El Tribunal Oral en lo Criminal Nº 3, conformado por los jueces Alejandro Caride, Ricardo Marfía y Pablo Morán resolvió por unanimidad dictar veredicto de culpabilidad contra el imputado Tomás Zunino por ser considerado coautor penalmente responsable del delito de “Homicidio en agresión” del que resultara víctima José Darío Duarte. Se lo condenó a la pena de cuatro años y seis meses de prisión que –una vez firme el presente pronunciamiento, y previa deducción del tiempo sufrido en detención preventiva– deberá cumplir en el establecimiento carcelario que designe el Poder Ejecutivo provincial, además de accesorias legales y costas del juicio. Por otra parte, se le dictó veredicto absolutorio respecto del delito de lesiones leves en riña, del cual fue víctima Enzo Matías Verna.

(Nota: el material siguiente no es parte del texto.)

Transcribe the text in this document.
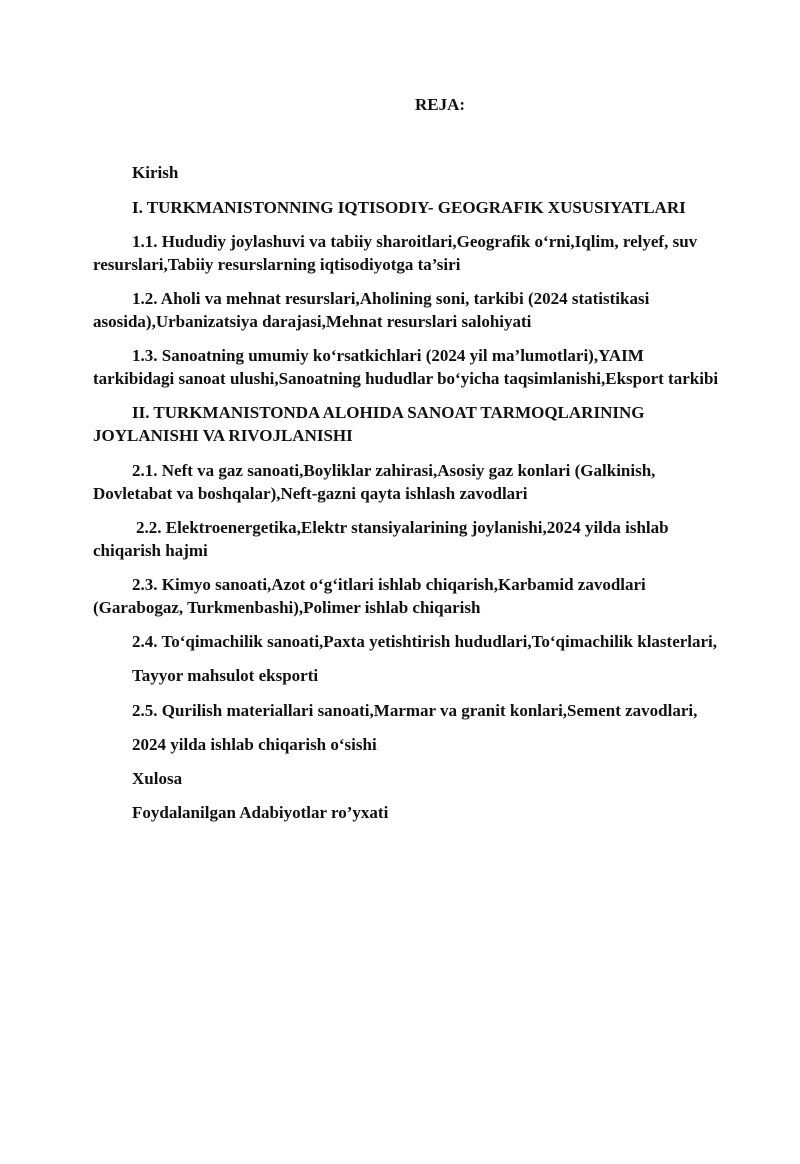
REJA:
Kirish
I. TURKMANISTONNING IQTISODIY- GEOGRAFIK XUSUSIYATLARI
1.1. Hududiy joylashuvi va tabiiy sharoitlari,Geografik o‘rni,Iqlim, relyef, suv
resurslari,Tabiiy resurslarning iqtisodiyotga ta’siri
1.2. Aholi va mehnat resurslari,Aholining soni, tarkibi (2024 statistikasi
asosida),Urbanizatsiya darajasi,Mehnat resurslari salohiyati
1.3. Sanoatning umumiy ko‘rsatkichlari (2024 yil ma’lumotlari),YAIM
tarkibidagi sanoat ulushi,Sanoatning hududlar bo‘yicha taqsimlanishi,Eksport tarkibi
II. TURKMANISTONDA ALOHIDA SANOAT TARMOQLARINING
JOYLANISHI VA RIVOJLANISHI
2.1. Neft va gaz sanoati,Boyliklar zahirasi,Asosiy gaz konlari (Galkinish,
Dovletabat va boshqalar),Neft-gazni qayta ishlash zavodlari
2.2. Elektroenergetika,Elektr stansiyalarining joylanishi,2024 yilda ishlab
chiqarish hajmi
2.3. Kimyo sanoati,Azot o‘g‘itlari ishlab chiqarish,Karbamid zavodlari
(Garabogaz, Turkmenbashi),Polimer ishlab chiqarish
2.4. To‘qimachilik sanoati,Paxta yetishtirish hududlari,To‘qimachilik klasterlari,
Tayyor mahsulot eksporti
2.5. Qurilish materiallari sanoati,Marmar va granit konlari,Sement zavodlari,
2024 yilda ishlab chiqarish o‘sishi
Xulosa
Foydalanilgan Adabiyotlar ro’yxati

Respecto de Ignacio Zunino, Andrés Adrián Gerdo y Agustín Cañellas se dictó veredicto absolutorio tanto por homicidio en riña como por lesiones leves en riña. Es así como se dispuso la inmediata libertad del primero (quien llegó al juicio con prisión domiciliaria), concediéndole la excarcelación bajo caución juratoria.

 

El fallo

El doctor Morán, al momento de fallar, sostuvo: “Si bien es cierto que este grupo de aproximadamente 10 ó 15 jóvenes propinó a los desprotegidos Duarte y Verna una golpiza violenta y cobarde, no lo es menos que operaron de modo revuelto y espontáneo sobre la víctimas, es decir sin que en principio los mancomunare objetiva y subjetivamente una preordenada convergencia lesiva y/u homicida” y agregó que “no ha mediado provocación ni razón alguna que justifique semejante accionar por parte del grupo agresor que se cruzó desde la vereda del Banco de la Nación Argentina directamente para agredir a los infortunados forasteros. Sin tener nada que ver con el entredicho que mantuvieran éstos con los menores, se dirigieron derechamente a pegar a quienes ya se encontraban superados en número y en evidente inferioridad de condiciones”.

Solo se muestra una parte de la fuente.